McIlroy showed signs that he could win without his best stuff when he captured the unofficial Lake Malaren Shanghai Masters last month. He earned the biggest first prize in golf - $2m - but it was a win that worth far more to him than money.
“I sort of experienced the same thing in Shanghai as I did today,” he said after coming from three-shots behind overnight leader Alvaro Quiros on the strength of 11 and half hours sleep, an adrenaline boosting 5K run in the gym and a huge helping of determination.
“To be able to win golf tournaments when you are not playing your best is what the likes of Tiger Woods did week-in, week-out whenever he was winning seven, eight, nine tournaments a year.
“That something that if you want to be a great player, you’re going to have to do. I feel as if I am learning to do that and you know this is a great win.

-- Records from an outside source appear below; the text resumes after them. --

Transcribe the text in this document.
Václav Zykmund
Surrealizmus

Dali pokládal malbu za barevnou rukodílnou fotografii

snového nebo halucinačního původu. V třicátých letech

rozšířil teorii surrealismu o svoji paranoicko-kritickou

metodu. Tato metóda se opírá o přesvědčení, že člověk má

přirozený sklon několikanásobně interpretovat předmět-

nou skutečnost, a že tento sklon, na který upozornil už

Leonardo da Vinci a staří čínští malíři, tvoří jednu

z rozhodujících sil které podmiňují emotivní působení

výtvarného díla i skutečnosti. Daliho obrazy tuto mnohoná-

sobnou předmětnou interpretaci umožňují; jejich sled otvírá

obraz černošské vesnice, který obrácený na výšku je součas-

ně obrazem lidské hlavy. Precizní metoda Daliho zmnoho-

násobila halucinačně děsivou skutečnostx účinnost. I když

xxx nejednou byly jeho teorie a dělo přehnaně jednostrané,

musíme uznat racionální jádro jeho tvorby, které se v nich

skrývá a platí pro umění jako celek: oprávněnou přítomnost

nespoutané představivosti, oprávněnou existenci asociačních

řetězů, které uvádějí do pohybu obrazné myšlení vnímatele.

“To come from behind and to draw level after nine holes and then to close it out is something I probably haven’t done before.”
McIlroy said holing from the bunker for a birdie on the par-4 last hole Sunday, which capped off a round of five-under 65 for the day and a two stroke victory at the event, was his most exciting moment as a golfer.
“I just hit the perfect bunker shot,” he said. “And once it landed on the green it never looked like going anywhere else but into the hole.
“I think you could see how much it meant to me. When the ball went in the hole I think that’s the most excited I have ever been on the golf course.”
McIlroy had been struggling all week with the after effects of a bug he picked up while on holiday last month in the Maldives with girlfriend and tennis number one Caroline Wozniacki.
He had also spent almost the entire past two months on the road with trips through South Korea, China and to Bermuda.
But there were no signs of lethargy during the final round and McIlroy said he had learned a valuable lesson.
“You won’t see me going on a stretch like I have done this year,” he said. “That was just me wanting to play so there’s no one really to blame but myself in that regard. But I won’t do it again.”
If McIlroy needed any extra motivation on Sunday, he got it in spades when he awoke to discover that his world No 2 ranking was under threat from his old nemesis, Lee Westwood, who had shot a 62 in Sun City to take a seven shot lead into the final round of the Nedbank Golf Challenge.
“It definitely gave me a little bit of adrenalin and kept me going through the day,” McIlroy said. “I love Hong Kong and have wanted to win this tournament so badly since losing that play-off here in 2008.
“Another of my big goals going out was to keep myself in with a shout in Dubai. But I also knew I really needed to win to stay above Lee in the world rankings - it was nice to be able to do both.”
The tournament was a great one for almost all Ireland’s top players with the exception of Padraig Harrington.
Needing a top seven finish to make the top 60 qualifiers for the Dubai World Championship, the 40 year old Dubliner failed by a mile as he came home 51st on four over after a closing 73. Tellingly, he had 129 putts for the four rounds, an average of 32.25 per round
Peter Lawrie easily held on to his place as he closed with a 71 to finish 21st on two under and mprove from 60th to 57th in the money list.
If McIlroy was the happiest man in the Far East, then Ballyclare’s Gareth Maybin was a close second after he held on to his tour card thanks to an equally gutsy final round display.
A homeward nine of two under par saw him shoot 69 and hold on to his card by just €4,001 thanks to a cheque for €13,237.
Maybin finished one place inside the top 118 but Damien McGrane made it comfortably in the end despite missing the cut as he claimed 115th in the money list with earnings of €258,939 from his 33 starts this season.